Samen met Fleur Vrouenraets van Koninklijke Visio vertelt Myran Gast op het OVN-congres meer over het LVRS. Op dat spreekuur komen door de oogarts verwezen patiënten die, ondanks hun bril of contactlenzen op optimale sterkte, niet meer goed kunnen zien. De low vision-specialist bekijkt op het spreekuur of er met andere hulpmiddelen dan een gewone bril of contactlenzen verbetering van het zicht mogelijk is. Met bijzondere optische hulpmiddelen is het zicht voor zowel dichtbij als veraf vaak te verbeteren, waardoor de patiënt zelfredzamer wordt en blijft.
Gestart als pilot
Het LVRS is een samenwerkingsverband tussen bij NUVO aangesloten low vision-specialisten (waaronder Ergra Low Vision en Elvea) en bij VIVIS aangesloten revalidatie-instellingen Visio en Bartiméus. Het spreekuur vindt plaats op de polikliniek oogheelkunde en werkt in het verlengde van de oogarts. In 2016 werd het LVRS als pilot opgezet om te kijken of de zorg die low vision-specialisten van NUVO en de VIVIS-revalidatie-instellingen leveren, gezamenlijk aan patiënten aangeboden kon worden.
Optische hulpmiddelen
Het spreekuur begint met een gesprek en een low vision-onderzoek door de low vision-specialist. Hierbij wordt gekeken of hulpmiddelen het zicht van de patiënt kunnen verbeteren. Daarna gaat de patiënt in gesprek met een adviesmedewerker van een VIVIS-revalidatie-instelling. Myran: ‘De patiënt wordt hierbij geïnformeerd over de opties voor revalidatie en zelfzorg.’

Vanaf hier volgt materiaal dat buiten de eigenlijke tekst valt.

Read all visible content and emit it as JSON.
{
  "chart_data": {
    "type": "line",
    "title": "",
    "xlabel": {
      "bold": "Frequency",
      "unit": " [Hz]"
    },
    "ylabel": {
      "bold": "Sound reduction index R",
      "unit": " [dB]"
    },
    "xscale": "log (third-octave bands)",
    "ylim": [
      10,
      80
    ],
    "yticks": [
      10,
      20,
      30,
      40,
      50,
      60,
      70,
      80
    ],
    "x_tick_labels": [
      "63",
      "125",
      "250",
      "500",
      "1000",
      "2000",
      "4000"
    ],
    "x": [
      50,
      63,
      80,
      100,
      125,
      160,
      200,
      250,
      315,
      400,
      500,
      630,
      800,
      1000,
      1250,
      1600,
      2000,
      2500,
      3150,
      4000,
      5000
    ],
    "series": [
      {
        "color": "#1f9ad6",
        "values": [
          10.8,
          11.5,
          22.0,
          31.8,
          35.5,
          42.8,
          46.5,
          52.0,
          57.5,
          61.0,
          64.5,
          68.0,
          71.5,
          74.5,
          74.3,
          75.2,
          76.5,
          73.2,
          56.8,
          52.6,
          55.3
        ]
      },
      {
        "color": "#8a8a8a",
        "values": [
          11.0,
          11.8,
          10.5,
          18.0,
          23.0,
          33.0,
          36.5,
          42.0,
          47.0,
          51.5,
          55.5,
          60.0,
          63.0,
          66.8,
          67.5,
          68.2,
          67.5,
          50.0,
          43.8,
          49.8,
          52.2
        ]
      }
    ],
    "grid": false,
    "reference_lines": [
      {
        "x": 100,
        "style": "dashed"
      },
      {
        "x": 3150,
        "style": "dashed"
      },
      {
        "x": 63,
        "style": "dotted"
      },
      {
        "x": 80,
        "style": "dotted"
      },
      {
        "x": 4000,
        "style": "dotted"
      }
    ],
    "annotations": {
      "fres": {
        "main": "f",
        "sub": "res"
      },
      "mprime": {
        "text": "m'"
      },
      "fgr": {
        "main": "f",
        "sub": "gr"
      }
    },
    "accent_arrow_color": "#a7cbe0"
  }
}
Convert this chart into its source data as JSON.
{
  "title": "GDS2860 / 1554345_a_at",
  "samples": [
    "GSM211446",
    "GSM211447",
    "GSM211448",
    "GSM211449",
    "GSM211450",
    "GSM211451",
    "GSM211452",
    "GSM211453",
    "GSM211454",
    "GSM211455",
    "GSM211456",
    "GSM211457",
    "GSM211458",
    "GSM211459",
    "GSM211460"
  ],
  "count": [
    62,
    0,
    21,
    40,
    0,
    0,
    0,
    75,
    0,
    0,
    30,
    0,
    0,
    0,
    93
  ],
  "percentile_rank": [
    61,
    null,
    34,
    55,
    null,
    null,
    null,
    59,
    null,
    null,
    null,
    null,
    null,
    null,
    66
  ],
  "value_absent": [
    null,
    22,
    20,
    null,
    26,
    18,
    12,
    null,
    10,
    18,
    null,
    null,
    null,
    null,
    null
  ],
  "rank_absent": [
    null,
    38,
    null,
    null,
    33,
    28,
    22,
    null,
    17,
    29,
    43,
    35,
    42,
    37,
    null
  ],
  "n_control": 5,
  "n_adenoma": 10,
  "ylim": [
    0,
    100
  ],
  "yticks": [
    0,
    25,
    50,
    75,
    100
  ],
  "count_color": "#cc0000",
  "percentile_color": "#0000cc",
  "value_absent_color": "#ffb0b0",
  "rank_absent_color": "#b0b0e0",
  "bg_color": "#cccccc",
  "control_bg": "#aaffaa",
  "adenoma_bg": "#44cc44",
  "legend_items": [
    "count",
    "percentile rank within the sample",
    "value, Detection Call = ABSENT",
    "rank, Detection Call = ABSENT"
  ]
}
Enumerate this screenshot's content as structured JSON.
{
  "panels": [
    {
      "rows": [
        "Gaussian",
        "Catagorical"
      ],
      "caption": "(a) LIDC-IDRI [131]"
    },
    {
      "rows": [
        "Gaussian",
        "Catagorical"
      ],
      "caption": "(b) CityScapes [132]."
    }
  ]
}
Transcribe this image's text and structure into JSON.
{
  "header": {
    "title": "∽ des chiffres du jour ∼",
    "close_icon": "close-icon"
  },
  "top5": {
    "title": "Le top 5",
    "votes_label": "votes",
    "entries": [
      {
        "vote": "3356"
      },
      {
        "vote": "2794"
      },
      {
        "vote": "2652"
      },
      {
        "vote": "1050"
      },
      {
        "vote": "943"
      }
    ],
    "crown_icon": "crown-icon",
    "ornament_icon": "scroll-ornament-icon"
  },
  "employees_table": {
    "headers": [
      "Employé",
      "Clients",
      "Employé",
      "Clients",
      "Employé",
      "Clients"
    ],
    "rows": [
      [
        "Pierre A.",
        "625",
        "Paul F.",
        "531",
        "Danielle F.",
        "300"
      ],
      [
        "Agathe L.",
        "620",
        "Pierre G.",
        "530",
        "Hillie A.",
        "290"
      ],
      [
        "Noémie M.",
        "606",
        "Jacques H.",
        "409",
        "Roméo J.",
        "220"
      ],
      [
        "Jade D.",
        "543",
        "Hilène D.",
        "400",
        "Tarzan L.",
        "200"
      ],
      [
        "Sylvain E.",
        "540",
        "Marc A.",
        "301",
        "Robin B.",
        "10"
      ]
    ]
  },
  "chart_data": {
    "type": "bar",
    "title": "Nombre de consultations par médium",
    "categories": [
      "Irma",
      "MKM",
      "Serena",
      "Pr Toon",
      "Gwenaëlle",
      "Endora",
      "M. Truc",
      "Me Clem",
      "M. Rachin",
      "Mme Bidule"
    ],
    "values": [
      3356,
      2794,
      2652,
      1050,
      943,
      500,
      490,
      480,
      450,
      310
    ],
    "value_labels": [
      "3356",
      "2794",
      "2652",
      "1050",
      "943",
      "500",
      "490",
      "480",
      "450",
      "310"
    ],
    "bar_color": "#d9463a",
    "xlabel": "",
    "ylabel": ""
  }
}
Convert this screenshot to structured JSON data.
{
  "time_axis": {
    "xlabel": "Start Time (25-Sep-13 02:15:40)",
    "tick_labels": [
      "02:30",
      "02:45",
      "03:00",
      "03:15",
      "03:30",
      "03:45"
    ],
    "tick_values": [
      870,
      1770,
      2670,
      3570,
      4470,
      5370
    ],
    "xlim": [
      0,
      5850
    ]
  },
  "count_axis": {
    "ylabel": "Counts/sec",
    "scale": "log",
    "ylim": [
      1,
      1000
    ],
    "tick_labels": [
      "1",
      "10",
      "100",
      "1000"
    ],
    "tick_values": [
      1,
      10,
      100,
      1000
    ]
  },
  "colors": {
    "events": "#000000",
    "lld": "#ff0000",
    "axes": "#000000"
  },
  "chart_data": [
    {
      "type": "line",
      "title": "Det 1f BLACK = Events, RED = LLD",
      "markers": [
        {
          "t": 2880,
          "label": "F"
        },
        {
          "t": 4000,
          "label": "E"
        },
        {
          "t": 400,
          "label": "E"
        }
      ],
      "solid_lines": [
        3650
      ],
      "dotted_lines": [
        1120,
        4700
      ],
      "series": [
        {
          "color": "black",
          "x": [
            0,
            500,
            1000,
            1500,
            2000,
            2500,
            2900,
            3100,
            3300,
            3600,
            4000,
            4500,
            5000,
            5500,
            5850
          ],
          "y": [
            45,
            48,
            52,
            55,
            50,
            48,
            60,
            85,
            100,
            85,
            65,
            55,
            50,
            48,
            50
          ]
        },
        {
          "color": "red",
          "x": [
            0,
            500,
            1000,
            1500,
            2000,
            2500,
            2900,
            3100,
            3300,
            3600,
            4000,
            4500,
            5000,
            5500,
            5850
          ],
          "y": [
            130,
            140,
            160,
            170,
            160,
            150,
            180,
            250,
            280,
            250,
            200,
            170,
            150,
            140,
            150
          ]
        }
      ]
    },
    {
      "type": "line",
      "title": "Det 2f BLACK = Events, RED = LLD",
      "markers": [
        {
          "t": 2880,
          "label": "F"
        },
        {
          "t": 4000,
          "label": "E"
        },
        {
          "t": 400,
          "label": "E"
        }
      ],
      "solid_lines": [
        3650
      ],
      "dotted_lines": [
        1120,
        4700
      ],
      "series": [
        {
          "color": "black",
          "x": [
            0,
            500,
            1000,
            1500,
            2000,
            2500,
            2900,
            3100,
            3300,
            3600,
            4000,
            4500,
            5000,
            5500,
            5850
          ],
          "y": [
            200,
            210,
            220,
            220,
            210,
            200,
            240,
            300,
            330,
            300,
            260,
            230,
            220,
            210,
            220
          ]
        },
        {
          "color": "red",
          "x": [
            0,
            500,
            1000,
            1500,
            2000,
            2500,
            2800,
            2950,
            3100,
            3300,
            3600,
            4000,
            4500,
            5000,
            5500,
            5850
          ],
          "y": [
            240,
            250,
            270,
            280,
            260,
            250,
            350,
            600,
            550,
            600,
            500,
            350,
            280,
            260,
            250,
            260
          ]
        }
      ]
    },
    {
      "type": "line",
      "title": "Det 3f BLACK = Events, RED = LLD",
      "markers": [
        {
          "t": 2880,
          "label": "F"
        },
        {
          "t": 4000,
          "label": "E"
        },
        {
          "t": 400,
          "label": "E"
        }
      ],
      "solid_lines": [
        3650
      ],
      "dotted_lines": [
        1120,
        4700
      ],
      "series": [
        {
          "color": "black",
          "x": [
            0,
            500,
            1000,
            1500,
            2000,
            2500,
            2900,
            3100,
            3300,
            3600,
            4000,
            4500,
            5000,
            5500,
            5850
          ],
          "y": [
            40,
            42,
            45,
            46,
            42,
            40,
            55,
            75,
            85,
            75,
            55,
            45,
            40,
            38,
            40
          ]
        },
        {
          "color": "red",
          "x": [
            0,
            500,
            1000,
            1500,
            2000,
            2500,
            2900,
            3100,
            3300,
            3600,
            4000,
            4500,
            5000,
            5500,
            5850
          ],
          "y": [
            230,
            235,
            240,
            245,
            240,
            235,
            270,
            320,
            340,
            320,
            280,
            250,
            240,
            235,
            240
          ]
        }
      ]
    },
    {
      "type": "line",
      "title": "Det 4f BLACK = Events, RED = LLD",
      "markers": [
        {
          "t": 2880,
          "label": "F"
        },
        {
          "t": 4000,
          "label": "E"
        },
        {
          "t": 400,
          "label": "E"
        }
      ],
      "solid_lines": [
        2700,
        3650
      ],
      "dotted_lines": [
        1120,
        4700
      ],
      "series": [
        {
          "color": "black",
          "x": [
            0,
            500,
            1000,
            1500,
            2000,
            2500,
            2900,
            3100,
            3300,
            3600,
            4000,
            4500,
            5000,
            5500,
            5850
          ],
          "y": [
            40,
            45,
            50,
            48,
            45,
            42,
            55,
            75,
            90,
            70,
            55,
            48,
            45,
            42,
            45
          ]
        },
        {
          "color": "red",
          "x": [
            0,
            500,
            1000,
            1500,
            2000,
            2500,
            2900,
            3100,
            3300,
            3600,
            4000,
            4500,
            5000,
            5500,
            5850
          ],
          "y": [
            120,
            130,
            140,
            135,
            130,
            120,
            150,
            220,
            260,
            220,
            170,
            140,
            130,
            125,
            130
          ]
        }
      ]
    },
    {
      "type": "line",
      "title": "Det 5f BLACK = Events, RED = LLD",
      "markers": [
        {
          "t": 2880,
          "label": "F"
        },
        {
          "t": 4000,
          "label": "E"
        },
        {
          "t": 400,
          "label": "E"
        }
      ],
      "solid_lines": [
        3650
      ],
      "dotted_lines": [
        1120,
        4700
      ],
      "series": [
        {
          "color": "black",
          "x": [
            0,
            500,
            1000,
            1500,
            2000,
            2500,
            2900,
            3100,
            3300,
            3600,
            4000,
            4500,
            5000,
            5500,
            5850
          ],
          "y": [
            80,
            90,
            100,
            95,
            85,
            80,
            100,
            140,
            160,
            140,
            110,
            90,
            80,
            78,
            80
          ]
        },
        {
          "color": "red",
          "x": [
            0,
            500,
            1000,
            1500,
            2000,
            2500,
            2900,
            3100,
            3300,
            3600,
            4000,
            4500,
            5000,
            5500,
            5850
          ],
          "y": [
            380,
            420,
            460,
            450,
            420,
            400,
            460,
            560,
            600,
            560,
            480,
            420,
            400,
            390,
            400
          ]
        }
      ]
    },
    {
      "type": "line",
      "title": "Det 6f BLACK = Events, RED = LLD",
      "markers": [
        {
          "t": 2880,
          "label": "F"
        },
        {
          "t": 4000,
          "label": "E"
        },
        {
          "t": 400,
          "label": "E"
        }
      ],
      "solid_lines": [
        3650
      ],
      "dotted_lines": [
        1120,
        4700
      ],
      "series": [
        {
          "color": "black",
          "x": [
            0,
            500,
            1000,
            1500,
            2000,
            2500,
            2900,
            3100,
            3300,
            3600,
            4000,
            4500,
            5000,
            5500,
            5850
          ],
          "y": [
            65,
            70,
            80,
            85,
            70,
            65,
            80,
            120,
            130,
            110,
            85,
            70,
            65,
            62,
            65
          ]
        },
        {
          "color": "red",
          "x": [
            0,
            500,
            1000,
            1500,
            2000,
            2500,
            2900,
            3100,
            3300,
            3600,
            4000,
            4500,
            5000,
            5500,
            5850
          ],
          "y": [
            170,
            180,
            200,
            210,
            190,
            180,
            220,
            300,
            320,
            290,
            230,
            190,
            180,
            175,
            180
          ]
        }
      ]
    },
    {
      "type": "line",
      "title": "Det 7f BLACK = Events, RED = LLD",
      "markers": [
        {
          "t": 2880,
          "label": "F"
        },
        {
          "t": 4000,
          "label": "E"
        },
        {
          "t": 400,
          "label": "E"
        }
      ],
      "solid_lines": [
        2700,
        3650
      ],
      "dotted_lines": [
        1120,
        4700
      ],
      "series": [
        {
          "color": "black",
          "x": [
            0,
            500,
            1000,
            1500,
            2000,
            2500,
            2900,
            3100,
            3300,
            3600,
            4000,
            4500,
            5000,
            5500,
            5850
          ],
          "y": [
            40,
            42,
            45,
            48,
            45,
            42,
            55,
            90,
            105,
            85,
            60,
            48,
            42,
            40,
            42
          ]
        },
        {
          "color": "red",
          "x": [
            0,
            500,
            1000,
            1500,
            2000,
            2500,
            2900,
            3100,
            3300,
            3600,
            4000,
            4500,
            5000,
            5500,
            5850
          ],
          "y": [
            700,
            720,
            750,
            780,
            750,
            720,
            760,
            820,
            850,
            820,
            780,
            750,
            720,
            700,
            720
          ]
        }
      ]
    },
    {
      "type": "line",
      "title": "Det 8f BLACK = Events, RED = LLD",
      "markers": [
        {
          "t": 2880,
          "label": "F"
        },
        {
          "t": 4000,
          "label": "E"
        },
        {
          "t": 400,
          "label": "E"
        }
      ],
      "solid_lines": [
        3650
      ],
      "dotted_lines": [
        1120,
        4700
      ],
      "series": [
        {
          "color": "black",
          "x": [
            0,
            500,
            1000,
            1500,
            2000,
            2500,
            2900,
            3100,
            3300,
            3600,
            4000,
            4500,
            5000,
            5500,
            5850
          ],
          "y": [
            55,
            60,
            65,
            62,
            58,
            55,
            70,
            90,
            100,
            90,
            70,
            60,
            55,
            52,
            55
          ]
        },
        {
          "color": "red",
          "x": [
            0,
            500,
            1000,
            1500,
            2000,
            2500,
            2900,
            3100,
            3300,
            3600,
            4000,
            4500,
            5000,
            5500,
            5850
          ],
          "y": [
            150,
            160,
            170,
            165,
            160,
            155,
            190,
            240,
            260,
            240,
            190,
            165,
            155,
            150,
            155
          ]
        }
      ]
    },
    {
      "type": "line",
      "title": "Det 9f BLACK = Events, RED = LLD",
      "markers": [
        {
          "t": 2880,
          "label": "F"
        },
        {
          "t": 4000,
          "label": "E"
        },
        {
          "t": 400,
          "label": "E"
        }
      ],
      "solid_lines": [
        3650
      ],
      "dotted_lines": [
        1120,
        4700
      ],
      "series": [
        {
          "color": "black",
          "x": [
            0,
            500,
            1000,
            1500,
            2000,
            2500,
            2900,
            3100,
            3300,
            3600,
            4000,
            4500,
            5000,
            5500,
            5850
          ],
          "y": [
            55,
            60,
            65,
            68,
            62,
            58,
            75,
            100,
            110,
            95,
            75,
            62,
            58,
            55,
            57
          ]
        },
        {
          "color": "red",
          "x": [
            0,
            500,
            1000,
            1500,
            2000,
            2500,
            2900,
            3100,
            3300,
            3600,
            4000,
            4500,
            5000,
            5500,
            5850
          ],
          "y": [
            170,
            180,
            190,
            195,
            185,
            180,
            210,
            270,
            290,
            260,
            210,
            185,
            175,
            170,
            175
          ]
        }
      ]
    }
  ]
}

Sinds de samenwerking tussen de zorgprofessionals van NUVO en VIVIS in 2016 begon, is het spreekuur flink geoptimaliseerd. ‘We weten nu bijvoorbeeld dat we eerst moeten kijken wat iemand met hulpmiddelen kan bereiken. Een patiënt begint bij de low vision-specialist die daar alles van weet en kan uitleggen wat op dat moment het maximaal haalbare is met bijzondere optische hulpmiddelen. Daarna volgt het gesprek over revalidatie en zelfzorgmogelijkheden.’
Gemiste kans
Myran vertelt dat patiënten nog te vaak pas via grote omwegen op het spreekuur terechtkomen. ‘Had ik dit maar eerder geweten’, is een uitspraak die men er geregeld hoort. ‘Om de patiënt heen heb je de optometrist in de optiekzaak, de optometrist in het ziekenhuis, de oogarts en de huisarts. Bij de oogarts komt alles samen. Die moet de hulpvragen bundelen en kan een patiënt doorverwijzen naar dit spreekuur. Als een patiënt niet verwezen wordt naar de oogarts – die de patiënt vervolgens kan doorverwijzen naar dit speciale spreekuur – is dat een gemiste kans voor de patiënt, die dan onbedoeld onbehandeld thuis blijft zitten.’ De optometristen die níet in het low vision werkveld zitten, zijn niet altijd op de hoogte van dit spreekuur. ‘Wij willen onze collega’s bewust maken van de route die de slechtziende kan bewandelen voor de juiste zorg. Het LVRS geeft oplossingen op maat. Verwijzing naar de oogarts is voldoende.
Verschil maken
Myran vindt dat in ieder geval iedereen met een chronische of progressieve oogziekte die, ondanks een bril of contactlenzen op optimale sterkte, niet meer goed kan zien op het spreekuur geattendeerd moet worden. ‘Optometristen spelen hierin een sleutelrol: zij kunnen patiënten hierop wijzen. Door patiënten naar de juiste zorg te begeleiden, kunnen zij echt het verschil maken in de kwaliteit van leven van de patiënt.’